Throughout the whole process, bittersweet hadn't even occurred to me until it hit me - and in the effort of being honest, it hit me pretty hard. I think our 'car' was lacking airbags because it hurt.
This weekend our power went out on Sunday and the roast we had in the oven didn't finish cooking properly. We packed up shop and took the boys for a fall drive to the country side for lunch. Little did I know, but this was uniquely designed plan to help me realize something.
Admittedly, the more I began to realize this, the more I broke down with sobbing multiple times. This was then magnified by how amazingly the boys responded to me in those moments. With love, concern and care - How beautiful they are. This then lead to an array of thoughts and emotions in me. I couldn't shake them.
- As the "head' of my household, am I leading my family down a road that will affect myself, Kelly and the boys in a negative way?
- Regret? Are we doing the right thing?
- We have opened an emotional, stress-inducing, money-pulling door that will change our life forever.

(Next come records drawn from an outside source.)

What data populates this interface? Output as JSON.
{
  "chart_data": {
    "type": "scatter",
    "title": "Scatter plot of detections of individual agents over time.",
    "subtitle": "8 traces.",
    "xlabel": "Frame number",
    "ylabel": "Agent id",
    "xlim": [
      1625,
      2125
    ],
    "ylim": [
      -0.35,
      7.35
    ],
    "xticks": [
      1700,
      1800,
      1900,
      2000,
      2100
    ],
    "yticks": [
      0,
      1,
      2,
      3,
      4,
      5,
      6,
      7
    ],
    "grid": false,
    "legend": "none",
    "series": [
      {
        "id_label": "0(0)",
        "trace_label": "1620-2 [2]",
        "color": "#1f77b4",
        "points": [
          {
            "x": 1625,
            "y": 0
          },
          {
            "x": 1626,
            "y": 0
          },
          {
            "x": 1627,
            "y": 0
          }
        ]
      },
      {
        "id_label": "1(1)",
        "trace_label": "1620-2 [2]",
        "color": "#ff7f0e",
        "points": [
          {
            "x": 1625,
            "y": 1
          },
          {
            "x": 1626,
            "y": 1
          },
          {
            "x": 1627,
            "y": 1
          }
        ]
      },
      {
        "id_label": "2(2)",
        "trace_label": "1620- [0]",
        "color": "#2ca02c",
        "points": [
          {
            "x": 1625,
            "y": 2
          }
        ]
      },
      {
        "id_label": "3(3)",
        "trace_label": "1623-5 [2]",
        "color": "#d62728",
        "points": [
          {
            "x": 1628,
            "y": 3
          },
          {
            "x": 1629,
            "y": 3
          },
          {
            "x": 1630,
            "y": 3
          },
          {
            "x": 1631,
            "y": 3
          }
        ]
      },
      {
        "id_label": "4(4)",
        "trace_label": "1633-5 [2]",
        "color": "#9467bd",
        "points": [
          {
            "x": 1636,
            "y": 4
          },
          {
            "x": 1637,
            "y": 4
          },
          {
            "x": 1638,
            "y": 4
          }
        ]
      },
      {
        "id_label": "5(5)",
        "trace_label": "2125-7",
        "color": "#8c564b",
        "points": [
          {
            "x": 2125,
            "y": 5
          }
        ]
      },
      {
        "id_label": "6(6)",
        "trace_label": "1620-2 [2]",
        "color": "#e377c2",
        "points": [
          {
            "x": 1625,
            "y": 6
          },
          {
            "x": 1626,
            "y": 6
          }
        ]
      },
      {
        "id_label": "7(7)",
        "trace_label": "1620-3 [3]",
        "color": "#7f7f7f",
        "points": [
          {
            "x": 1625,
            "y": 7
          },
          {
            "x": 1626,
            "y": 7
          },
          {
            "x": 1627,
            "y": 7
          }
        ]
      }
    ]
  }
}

- What will the teen years look like?
- and so on.
As usual, a great moment of prayer with Kelly to close the evening helped right the ship. Are we still emotional, yes? Are we confident in God's calling, yes - however this ends up. We stay the course and be parental examples in God's love, mercy, acceptance and redemption. For our boys and any future world changers the God brings our way. We will be obedient to that.